Of all the potential disruptions a no-deal Brexit might be expected to cause, Brits not being able to buy shares in EU companies is not one that has received any consideration. Until now. Budget airline Ryanair, Europe’s most popular short-haul carrier by passenger numbers, have announced that a no-deal Brexit would result in UK citizens no longer being welcome as investors in the company’s shares.
That might sound extreme and illogical, given that there is no such barrier to Brits investing online in the shares of other international companies around the world. But Ryanair’s situation is somewhat unique. EU law pertaining to Ryanair’s operating license stipulates that airline’s majority ownership must remain in the hands of EU citizens or registered companies.
However, with Ryanair currently holding a dual public listing on both the London and Dublin Stock Exchanges, combined with the brand’s high profile in the UK, a significant percentage of its ownership is in the hands of UK-based investors and companies. Currently around 55% of Ryanair’s equity is in the hands of EU-based investors.

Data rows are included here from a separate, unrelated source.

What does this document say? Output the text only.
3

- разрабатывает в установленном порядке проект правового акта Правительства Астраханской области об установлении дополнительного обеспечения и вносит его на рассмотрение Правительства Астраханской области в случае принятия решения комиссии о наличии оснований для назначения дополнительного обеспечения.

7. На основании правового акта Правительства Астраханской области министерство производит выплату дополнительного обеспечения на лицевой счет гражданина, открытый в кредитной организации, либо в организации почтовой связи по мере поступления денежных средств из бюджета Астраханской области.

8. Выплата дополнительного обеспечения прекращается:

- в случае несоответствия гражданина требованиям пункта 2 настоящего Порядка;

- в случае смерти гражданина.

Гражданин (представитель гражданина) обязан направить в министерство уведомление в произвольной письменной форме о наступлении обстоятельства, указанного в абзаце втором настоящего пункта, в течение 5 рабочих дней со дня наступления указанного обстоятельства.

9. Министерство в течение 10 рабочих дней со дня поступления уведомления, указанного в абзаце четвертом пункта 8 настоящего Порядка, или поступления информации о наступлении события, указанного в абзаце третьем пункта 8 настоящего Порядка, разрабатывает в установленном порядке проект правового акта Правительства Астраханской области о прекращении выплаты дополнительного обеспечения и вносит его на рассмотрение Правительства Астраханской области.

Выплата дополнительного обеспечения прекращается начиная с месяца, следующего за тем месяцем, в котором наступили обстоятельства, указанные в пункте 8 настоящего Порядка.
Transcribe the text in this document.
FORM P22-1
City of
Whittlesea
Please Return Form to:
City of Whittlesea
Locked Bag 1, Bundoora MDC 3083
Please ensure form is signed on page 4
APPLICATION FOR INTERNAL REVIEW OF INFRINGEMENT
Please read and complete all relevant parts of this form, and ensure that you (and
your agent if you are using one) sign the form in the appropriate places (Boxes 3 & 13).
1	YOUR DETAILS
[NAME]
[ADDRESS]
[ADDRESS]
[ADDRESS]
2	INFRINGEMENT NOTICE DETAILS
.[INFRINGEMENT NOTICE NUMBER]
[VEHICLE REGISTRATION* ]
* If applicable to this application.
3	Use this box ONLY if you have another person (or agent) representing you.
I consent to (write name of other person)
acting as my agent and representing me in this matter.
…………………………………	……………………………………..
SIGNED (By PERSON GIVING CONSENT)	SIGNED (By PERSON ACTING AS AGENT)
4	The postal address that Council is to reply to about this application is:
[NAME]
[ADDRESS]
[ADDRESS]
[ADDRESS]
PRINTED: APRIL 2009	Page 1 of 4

However, approximately a third of that total, around 18.3%, is made up of British investors. Losing their contribution to the company’s quota of EU-owned equity would see the airline drop significantly below the majority stipulation.
If the UK exits its EU membership with no political or trade agreements in place, that could potentially see Brussels judge that Ryanair’s ownership breaches the terms of its licenses to operate in the EU.
An announcement yesterday detailed the Friday decision of its board to activate a Brexit ‘contingency plan’. That not only means that British investors will not be allowed to buy Ryanair shares for the foreseeable but that existing investors will see their equity reclassified as ‘restricted shares’. Restricted shares do not carry any voting rights.
The restrictions announced yesterday will hold until such time as:
“the board determines that the ownership and control of the company is no longer such that there is any risk to the airline licences held by the company’s subsidiaries”.
While institutional investors will likely have the option of transferring ownership of shares to EU-registered subsidiaries, those privately investing online into ISAs and SIPPs will not have that luxury. These investors will have to either accept that their Ryanair shares no longer carry voting rights, hold onto them in the hope that the situation works itself out and they will be reinstated to their previous class, or sell up.
The latter option may well mean taking a loss after Ryanair’s share price plunged by almost half in the year and a half up to January, with investor confidence hit by disputes with pilots and the issuance of two separate profit warnings. They have recovered by around 20% over the course of February and March this year but some UK investors may now feel they no longer have the luxury of holding on for a fuller recovery.